June 17, 2024 Georgia Recorder
GOP Congressional hopefuls square up for runoff in southwest Georgia
Ross Williams and Jill Nolin report that David Theiss, a former mayor of Ellaville, has watched his town’s population – and the hope for another generation of Ellaville residents – dwindle over the years. “We’ve got empty buildings sitting here that we could be using. We’ve got one of the best schools in the whole state in this county, but we can’t keep kids here because there’s nothing to do,” Theiss said.
June 17, 2024 Capitol Beat News
Spread of Solar Farms in Georgia About to Get Legislative Scrutiny
Dave Williams reports, Georgia is the largest state east of the Mississippi River, with 8 million acres of prime farmland. Yet, there’s so much concern over the spread of solar farms eating up huge portions of that acreage with vast fields of solar panels that the state Senate has formed a study committee to explore what can be done to save the most fertile land for farmers.
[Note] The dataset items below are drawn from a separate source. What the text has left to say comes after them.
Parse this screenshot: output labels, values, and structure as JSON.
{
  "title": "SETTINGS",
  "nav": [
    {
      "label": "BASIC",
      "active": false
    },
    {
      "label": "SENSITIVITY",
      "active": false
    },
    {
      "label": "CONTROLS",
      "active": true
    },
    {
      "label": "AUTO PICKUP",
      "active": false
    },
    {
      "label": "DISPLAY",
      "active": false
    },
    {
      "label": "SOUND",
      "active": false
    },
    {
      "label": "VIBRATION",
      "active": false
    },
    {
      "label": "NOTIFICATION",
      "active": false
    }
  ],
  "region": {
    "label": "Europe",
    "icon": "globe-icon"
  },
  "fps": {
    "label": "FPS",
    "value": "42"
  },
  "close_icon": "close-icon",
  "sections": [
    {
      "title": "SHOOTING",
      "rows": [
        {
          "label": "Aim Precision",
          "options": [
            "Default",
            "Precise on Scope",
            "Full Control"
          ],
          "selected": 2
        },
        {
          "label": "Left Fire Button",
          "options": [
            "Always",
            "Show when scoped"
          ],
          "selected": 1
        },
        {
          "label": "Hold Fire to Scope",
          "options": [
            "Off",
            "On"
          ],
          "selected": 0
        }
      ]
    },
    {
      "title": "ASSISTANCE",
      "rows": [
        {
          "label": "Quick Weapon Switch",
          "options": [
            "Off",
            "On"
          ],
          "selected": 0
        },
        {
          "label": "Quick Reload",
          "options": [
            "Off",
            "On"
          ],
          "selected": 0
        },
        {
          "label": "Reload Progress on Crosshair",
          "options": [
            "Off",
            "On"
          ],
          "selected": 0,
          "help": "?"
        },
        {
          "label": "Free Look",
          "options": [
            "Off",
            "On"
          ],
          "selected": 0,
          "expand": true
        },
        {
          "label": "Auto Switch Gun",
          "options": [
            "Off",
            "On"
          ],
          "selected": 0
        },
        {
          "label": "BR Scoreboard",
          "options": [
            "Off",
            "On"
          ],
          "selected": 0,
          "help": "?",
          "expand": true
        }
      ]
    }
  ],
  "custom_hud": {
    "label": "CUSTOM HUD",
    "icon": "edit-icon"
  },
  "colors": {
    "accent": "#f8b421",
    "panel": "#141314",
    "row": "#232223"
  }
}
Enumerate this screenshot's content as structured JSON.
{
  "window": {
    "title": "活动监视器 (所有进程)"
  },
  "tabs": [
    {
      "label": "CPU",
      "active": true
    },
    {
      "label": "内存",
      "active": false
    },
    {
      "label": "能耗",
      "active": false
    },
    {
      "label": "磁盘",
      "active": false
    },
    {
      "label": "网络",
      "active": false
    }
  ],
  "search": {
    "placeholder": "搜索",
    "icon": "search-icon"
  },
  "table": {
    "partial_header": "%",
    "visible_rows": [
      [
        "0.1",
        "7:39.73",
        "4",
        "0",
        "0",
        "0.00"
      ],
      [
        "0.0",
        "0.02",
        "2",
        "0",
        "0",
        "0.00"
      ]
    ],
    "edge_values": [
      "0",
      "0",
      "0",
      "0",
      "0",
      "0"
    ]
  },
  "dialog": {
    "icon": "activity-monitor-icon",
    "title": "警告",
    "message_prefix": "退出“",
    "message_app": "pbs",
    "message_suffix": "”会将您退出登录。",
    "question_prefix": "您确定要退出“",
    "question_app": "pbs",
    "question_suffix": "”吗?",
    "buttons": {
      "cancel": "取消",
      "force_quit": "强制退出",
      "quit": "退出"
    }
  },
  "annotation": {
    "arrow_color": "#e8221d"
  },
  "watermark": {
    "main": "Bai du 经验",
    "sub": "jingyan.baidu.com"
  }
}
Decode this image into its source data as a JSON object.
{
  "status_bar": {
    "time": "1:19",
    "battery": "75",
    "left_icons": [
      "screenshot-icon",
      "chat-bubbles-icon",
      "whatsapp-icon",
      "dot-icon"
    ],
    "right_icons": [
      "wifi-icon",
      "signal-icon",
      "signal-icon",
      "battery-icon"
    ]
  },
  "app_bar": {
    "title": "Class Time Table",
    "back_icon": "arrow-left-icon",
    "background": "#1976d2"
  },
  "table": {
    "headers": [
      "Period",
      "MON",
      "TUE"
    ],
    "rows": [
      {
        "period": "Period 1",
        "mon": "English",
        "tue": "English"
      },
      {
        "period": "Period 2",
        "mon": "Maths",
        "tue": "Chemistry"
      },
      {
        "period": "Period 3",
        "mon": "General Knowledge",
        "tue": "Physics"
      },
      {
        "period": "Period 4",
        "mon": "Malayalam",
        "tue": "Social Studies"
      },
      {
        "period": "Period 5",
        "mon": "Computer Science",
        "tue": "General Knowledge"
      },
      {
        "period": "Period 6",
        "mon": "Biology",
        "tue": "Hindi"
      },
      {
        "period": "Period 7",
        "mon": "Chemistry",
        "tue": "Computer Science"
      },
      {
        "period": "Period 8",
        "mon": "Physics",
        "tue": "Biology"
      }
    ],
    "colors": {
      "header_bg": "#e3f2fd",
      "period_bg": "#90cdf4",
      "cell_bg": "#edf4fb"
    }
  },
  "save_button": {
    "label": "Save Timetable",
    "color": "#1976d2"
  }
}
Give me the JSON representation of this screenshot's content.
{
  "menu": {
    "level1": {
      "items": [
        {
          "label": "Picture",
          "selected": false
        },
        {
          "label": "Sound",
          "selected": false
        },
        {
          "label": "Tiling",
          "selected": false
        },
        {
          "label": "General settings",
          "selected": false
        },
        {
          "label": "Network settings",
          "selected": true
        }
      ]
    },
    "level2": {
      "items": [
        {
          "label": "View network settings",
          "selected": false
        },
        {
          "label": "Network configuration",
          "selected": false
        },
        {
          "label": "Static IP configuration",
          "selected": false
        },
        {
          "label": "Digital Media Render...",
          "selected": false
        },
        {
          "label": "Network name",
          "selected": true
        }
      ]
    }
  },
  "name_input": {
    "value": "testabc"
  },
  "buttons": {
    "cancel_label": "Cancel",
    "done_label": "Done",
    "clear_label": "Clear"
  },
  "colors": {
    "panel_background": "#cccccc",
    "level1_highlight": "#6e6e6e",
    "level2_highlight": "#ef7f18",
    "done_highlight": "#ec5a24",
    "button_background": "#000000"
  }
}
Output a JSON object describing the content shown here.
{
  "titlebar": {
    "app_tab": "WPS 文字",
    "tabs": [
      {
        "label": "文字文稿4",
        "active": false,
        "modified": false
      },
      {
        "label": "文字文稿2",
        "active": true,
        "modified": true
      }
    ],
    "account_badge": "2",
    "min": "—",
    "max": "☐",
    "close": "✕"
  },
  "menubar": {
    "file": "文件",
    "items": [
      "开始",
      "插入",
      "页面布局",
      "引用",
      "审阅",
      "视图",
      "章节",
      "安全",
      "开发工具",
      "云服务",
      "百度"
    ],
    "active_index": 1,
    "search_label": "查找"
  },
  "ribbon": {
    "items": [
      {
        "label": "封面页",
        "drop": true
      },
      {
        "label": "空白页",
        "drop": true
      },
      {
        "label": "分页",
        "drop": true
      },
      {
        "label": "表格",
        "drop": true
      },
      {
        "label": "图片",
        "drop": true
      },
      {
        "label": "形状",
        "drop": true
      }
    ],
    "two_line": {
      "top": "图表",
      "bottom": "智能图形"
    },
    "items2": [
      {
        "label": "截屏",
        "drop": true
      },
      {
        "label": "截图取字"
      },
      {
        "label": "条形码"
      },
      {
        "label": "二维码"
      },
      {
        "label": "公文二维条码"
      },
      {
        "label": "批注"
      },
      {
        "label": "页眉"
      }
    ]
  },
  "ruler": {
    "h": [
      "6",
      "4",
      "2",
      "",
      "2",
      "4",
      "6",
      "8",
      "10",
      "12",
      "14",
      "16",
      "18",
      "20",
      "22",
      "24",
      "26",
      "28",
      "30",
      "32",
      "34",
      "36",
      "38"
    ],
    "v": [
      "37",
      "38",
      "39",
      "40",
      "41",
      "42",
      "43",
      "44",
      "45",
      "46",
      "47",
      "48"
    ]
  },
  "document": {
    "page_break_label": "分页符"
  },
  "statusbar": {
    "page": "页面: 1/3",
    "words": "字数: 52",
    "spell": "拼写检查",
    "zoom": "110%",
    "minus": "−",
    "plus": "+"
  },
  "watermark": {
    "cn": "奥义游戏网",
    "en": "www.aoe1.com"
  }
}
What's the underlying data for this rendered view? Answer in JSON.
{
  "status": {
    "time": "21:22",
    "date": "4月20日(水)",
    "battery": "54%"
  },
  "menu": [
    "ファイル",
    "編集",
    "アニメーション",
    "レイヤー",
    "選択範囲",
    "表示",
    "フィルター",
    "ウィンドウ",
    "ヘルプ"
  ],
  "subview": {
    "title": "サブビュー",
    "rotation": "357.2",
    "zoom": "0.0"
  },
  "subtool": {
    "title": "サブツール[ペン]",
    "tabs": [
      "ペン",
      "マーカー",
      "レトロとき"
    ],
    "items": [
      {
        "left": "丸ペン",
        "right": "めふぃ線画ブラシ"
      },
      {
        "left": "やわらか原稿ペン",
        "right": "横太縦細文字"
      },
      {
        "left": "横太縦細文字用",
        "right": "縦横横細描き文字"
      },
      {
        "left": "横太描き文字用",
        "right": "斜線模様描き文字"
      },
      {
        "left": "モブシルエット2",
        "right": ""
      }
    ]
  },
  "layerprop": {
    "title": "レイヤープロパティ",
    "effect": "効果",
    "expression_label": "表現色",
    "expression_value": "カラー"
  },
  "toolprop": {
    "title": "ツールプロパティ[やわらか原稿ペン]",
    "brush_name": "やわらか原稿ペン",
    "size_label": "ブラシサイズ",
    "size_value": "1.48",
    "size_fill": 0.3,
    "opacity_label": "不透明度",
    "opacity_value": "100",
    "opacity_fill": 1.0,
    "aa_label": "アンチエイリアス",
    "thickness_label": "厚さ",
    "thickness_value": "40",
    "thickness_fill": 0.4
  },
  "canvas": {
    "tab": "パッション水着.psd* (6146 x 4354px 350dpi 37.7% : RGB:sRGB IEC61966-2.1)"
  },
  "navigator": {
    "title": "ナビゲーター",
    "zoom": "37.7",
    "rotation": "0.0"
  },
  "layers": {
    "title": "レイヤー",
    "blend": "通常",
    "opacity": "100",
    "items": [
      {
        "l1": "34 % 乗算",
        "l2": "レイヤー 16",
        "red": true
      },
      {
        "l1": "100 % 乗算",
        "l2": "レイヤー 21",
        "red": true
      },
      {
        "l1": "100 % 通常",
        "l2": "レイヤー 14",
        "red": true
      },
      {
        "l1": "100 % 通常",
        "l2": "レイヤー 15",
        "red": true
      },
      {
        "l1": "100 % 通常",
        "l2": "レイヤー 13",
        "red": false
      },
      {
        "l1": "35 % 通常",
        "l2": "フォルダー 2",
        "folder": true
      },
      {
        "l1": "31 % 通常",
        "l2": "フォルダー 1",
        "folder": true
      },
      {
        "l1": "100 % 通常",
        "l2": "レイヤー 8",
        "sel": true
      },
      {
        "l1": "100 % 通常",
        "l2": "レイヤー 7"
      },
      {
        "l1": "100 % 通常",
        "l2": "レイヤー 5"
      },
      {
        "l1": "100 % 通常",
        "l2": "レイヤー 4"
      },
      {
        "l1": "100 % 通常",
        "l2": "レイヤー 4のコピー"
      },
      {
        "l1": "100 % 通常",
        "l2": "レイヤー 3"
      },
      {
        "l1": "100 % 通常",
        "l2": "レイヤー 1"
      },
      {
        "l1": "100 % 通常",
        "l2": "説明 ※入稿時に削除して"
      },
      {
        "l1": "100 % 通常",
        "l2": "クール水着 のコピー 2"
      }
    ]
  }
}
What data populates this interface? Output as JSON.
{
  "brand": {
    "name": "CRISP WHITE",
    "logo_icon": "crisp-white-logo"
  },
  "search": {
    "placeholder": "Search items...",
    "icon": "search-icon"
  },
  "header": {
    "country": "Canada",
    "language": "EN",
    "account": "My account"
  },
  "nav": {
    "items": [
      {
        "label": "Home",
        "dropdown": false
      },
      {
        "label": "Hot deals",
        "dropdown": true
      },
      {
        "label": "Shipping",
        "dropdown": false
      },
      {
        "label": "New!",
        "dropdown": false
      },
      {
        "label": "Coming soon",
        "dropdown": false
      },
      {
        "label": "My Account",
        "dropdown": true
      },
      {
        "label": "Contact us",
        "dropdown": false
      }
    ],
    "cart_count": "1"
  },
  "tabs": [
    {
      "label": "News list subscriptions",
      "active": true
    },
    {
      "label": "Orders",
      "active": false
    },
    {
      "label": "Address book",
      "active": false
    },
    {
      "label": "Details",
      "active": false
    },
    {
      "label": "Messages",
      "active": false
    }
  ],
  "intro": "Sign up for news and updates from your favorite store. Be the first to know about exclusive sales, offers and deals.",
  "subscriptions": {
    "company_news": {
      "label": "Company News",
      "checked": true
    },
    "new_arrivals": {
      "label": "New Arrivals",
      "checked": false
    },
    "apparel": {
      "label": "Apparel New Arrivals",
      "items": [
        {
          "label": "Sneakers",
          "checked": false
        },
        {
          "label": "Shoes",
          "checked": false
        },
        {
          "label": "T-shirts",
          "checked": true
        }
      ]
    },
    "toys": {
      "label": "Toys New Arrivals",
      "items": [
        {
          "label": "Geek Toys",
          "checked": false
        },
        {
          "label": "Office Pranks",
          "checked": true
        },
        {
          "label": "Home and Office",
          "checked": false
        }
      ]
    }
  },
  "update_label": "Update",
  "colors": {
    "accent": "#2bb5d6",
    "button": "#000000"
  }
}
June 17, 2024 Atlanta Journal-Constitution
PG A.M.: Warnock, Ossoff rebuke Senate Republicans for blocking IVF bill
Greg Bluestein, Tia Mitchell, Patricia Murphy and Adam Van Brimmer report that one day after Georgia Republican House Speaker Jon Burns promised to protect access to in vitro fertilization for women struggling with infertility, Republicans in the U.S. Senate blocked a bill from Democrats to do just that. The measure would have guaranteed the right to access IVF services, for providers to offer those services, and for insurance companies to cover IVF, regardless of state law.